Difficile marche du supérieur

Le supérieur se remarque jusque-là (malgré l'adoption progressive du Lmd) par l'inadaptation de ses curricula par rapport aux besoins de la société, mais surtout par la faiblesse de son offre publique d'enseignement, nonobstant l'ouverture de 2 nouvelles universités et d'un Cur. D'où la massification à l'Université Cheikh Anta Diop de Dakar (Ucad).

Cette année, l'institution dépasse les 70.000 étudiants. En 2007-2008, la seule Faculté des Lettres et sciences humaines (Flsh) dénombrait plus de 26.000 étudiants pour 20 salles de cours, soit « 7200 places effectives », 157 enseignants, soit « un taux d'encadrement moyen de 1/98 avec parfois un pic de 1/302 dans certains départements », a confié le responsable Saes de la faculté, Souleymane Gomis. Cela est à l'origine du fort taux d'échec dans cette faculté qui la partage, d'ailleurs, avec celle de Sciences juridiques et politiques. « Dans ces facultés, le taux de réussite en 1ère année n'est que de 10 % », a dit le directeur de la réforme de l'enseignement de l'Ucad, le Pr. Abdoul Karim Ndoye. Mamadou-Youry Sall, de l'Ugb, dans une contribution parue dans un journal de la place a noté qu'à l'Ucad, sur 100 bacheliers qui y entrent en même temps, ne forme que 6 maîtrisards à l'issue de la durée normale (4 ans), 17 après 5 ans de présence et 31 au total à l'issue de 10 années scolaires. Le niveau d'échec au Deug y est de 64,5%. Ce qui fait qu'en moyenne 9.030 jeunes d'une même cohorte en sortent annuellement sans aucun diplôme depuis 1998. C'est pourquoi la maîtrise y coûte 4.711.338,1 FCfa au lieu de 1.692.359,47 FCfa, soit presque 3 fois plus cher que ce qu'elle devrait être. Et dire que le Sénégal ne compte, en 2008, que 91.359 étudiants dont 21.759 dans le privé, loin donc de la norme Unesco de 2 % de sa population, soit au moins 200.000, a indiqué le Recteur Mary Teuw Niane de l'Université Gaston Berger (Ugb) de Saint-Louis. Autant affirmer que le système éducatif sénégalais traîne des lacunes en matière d'efficacité et d'efficience comme le note le Rapport Epu 2009 de l'Unesco.

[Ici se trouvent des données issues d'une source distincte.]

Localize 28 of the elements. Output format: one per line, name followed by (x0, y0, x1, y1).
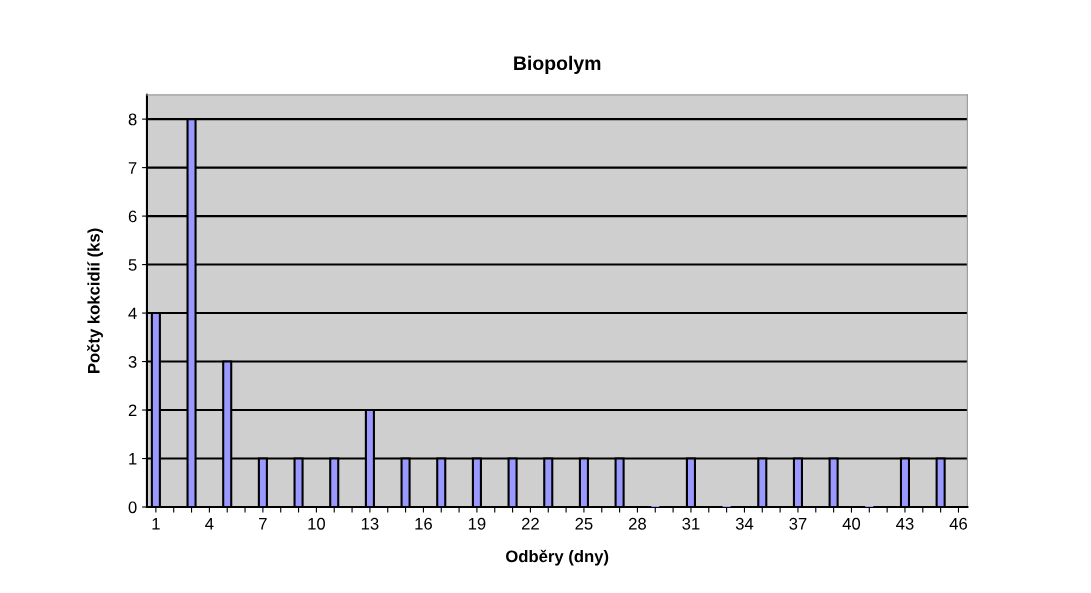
x-tick-label: 37 (789, 517, 807, 530)
x-tick-label: 13 (361, 517, 379, 530)
x-tick-label: 19 (468, 517, 486, 530)
x-tick-label: 10 (308, 517, 326, 530)
y-tick-label: 6 (128, 210, 137, 223)
chart-title: Biopolym (514, 55, 601, 74)
x-tick-label: 46 (949, 517, 968, 530)
x-tick-label: 28 (629, 517, 646, 530)
y-axis-title: Počty kokcidií (ks) (87, 228, 103, 373)
y-tick-label: 7 (128, 162, 137, 174)
y-tick-label: 1 (129, 453, 137, 465)
y-tick-label: 2 (128, 404, 137, 417)
x-tick-label: 16 (415, 517, 432, 530)
x-tick-label: 43 (896, 517, 914, 530)
x-tick-label: 31 (682, 517, 700, 530)
y-tick-label: 8 (128, 113, 137, 126)
x-tick-label: 22 (521, 517, 539, 530)
y-tick-label: 3 (128, 355, 137, 368)
x-tick-label: 40 (842, 517, 861, 530)
x-tick-label: 25 (575, 517, 593, 530)
x-axis-title: Odběry (dny) (506, 549, 609, 566)
y-tick-label: 0 (128, 501, 137, 514)
x-tick-label: 4 (205, 518, 214, 530)
x-tick-label: 7 (259, 518, 267, 530)
y-tick-label: 5 (128, 259, 137, 271)
x-tick-label: 34 (735, 517, 754, 530)
x-tick-label: 1 (152, 518, 160, 530)
y-tick-label: 4 (128, 307, 137, 320)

Les comparaisons entre les apports financiers et les résultats spécifiques tels que la scolarisation, l'achèvement du cycle et les acquis d'apprentissage sont éclairantes si on le compare à l'Ethiopie, qui met aussi beaucoup d'argent dans l'éducation. « Le Sénégal et l'Éthiopie avaient le même taux de scolarisation dans le primaire (71 %) en 2006, mais le Sénégal dépensait deux fois plus par élève que l'Éthiopie. Cela donne à penser que le système éducatif éthiopien était plus efficient pour ce qui est de traduire les ressources en places scolaires, bien qu'il ne faille pas en conclure à une différence de qualité des places scolaires entre ces 2 pays », souligne le Rapport. Comme quoi, « c'est davantage l'efficacité dans l'usage des ressources que le volume de celles-ci qui compte », ainsi que le notent Alain Mingat et Bruno Suchaut, De Boeck et Larcier 2000, dans leur ouvrage : « Les systèmes éducatifs africains, une analyse économique comparative ».